Я взволновался. Вот же урод, рожа наглая. Столько труда на него ушло, столько волнений испытано, и никакой благодарности. Возился, как с собственным ребенком, и вот тебе, пожалуйста.

- Ладно, подожди. Че, так серьезно прижало?

- Да вообще не могу уже.

- Вздрочнул бы левой рукой.

Ермек смущенно заулыбался:

- Ты что, позорно это.

- Бомжевать позорно и Жанарок всяких трахать, а периодически передергивают даже принцы крови. В Букингемском дворце даже комната специальная для этого есть.

- Да не, мне бы бабу. Не могу без этого.

- Ой, блин, секс-машина нашлась. Я думал, у тебя на водку только встает.

- По правде сказать, да, одно время на полшестого был. А в последнее время, как начал траву курить, опять нормально стало. По утрам стоит теперь.

- Видишь, от травы сплошная польза, а ты все норовишь опять водки своей напиться. Ладно, разврата брат, придумаем что-нибудь. Одни непроизводительные расходы от тебя. Иди полы мыть, а я подумаю насчет бабы.

- Щас, чуть-чуть посижу, покумарю.

- Давай, давай, тут не курорт тебя. Будешь хорошо себя вести, будет и баба тебе. Иди уже.
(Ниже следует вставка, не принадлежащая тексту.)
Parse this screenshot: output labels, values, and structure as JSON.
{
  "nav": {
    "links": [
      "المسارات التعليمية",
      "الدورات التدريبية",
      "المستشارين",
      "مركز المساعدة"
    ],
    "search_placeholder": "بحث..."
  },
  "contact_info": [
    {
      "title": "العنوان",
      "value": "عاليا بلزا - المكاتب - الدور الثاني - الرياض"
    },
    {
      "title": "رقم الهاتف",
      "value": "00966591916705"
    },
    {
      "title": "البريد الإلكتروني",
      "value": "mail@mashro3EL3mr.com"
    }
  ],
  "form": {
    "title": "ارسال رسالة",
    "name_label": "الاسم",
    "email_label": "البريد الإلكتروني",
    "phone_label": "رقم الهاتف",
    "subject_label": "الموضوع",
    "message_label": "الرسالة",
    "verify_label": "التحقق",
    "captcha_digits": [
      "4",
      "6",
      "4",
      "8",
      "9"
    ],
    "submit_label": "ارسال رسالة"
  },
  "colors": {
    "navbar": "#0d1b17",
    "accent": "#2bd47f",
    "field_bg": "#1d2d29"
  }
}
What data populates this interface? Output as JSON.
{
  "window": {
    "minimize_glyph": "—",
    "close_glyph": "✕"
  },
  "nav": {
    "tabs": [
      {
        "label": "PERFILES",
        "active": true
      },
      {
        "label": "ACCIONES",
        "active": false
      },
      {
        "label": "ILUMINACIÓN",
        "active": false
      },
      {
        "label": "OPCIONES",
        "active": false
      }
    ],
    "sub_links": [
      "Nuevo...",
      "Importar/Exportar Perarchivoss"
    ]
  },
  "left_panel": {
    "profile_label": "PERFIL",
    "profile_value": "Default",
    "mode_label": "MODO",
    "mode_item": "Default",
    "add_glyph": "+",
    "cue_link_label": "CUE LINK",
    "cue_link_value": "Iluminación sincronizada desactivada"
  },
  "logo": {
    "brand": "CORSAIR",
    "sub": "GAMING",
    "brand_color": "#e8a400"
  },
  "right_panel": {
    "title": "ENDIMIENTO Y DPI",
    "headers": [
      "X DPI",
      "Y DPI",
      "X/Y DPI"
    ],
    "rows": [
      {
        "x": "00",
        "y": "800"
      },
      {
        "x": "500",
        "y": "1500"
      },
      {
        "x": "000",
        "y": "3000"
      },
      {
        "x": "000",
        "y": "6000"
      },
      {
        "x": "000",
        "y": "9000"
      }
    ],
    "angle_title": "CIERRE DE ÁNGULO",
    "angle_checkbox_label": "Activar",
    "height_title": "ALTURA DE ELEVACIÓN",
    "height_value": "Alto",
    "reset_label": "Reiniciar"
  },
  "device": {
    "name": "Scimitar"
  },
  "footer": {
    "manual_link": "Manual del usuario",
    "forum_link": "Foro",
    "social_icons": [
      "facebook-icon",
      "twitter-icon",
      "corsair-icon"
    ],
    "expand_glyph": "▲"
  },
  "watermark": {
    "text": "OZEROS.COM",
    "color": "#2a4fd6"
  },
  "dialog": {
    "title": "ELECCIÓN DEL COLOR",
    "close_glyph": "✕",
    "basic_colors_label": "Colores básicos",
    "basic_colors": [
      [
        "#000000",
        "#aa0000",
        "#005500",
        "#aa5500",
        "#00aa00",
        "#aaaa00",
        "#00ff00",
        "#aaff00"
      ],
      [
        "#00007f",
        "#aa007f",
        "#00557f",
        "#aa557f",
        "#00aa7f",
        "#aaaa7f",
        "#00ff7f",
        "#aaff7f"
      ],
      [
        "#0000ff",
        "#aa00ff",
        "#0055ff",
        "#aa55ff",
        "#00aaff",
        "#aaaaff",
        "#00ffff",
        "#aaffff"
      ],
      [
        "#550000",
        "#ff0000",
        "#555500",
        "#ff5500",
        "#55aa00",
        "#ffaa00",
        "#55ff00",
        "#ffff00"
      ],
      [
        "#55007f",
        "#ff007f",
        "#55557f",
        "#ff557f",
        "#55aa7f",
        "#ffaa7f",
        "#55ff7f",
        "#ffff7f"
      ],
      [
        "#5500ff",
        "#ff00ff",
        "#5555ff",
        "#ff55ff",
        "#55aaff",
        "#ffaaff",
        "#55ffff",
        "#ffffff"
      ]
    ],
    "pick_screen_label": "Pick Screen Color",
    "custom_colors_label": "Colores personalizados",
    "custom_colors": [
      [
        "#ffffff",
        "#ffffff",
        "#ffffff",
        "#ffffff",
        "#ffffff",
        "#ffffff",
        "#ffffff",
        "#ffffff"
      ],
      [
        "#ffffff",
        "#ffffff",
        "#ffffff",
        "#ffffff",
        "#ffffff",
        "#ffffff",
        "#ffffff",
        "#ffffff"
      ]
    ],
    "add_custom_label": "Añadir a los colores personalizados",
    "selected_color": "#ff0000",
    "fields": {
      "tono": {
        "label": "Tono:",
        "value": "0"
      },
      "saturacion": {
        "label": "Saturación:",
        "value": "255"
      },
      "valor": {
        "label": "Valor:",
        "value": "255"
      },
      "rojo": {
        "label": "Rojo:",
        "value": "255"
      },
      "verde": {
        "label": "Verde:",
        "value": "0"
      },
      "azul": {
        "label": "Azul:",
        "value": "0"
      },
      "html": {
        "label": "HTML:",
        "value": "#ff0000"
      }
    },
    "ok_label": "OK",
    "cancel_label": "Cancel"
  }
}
После обеда я вышел прогуляться по дачному массиву, поглядеть, что да как. Настроение было не ахти. Ишь, засвербело в чреслах у Ермека-то нашего. И так денег в обрез, только на пиво. В свое время, помнится, на Мичурина, возле Облбольницы, возле вокзала тусили наркоманки, готовые за двести тенге дать возможность оценить их уровень владения языками, но те времена прошли. Эх, раньше не в пример веселее жилось, задушевнее, как вспомнишь. А сейчас где самые бюджетные проститутки в городе? Пожалуй, возле Бизнес-колледжа, в этих дешевых гостиничных номерах-ночлежках. Но и то, с проездом, тысячи три уйдет. Одного его не отпустишь, напьется опять. Надо же, уйду, говорит. Тварина пилоткозависимая. Все-таки мы, мужики, рабы полового инстинкта. Аминь.

Размышляя подобным образом, я вдруг с удивлением заметил, что мне навстречу идет Саулешка. Интересно, что он делает на дачах?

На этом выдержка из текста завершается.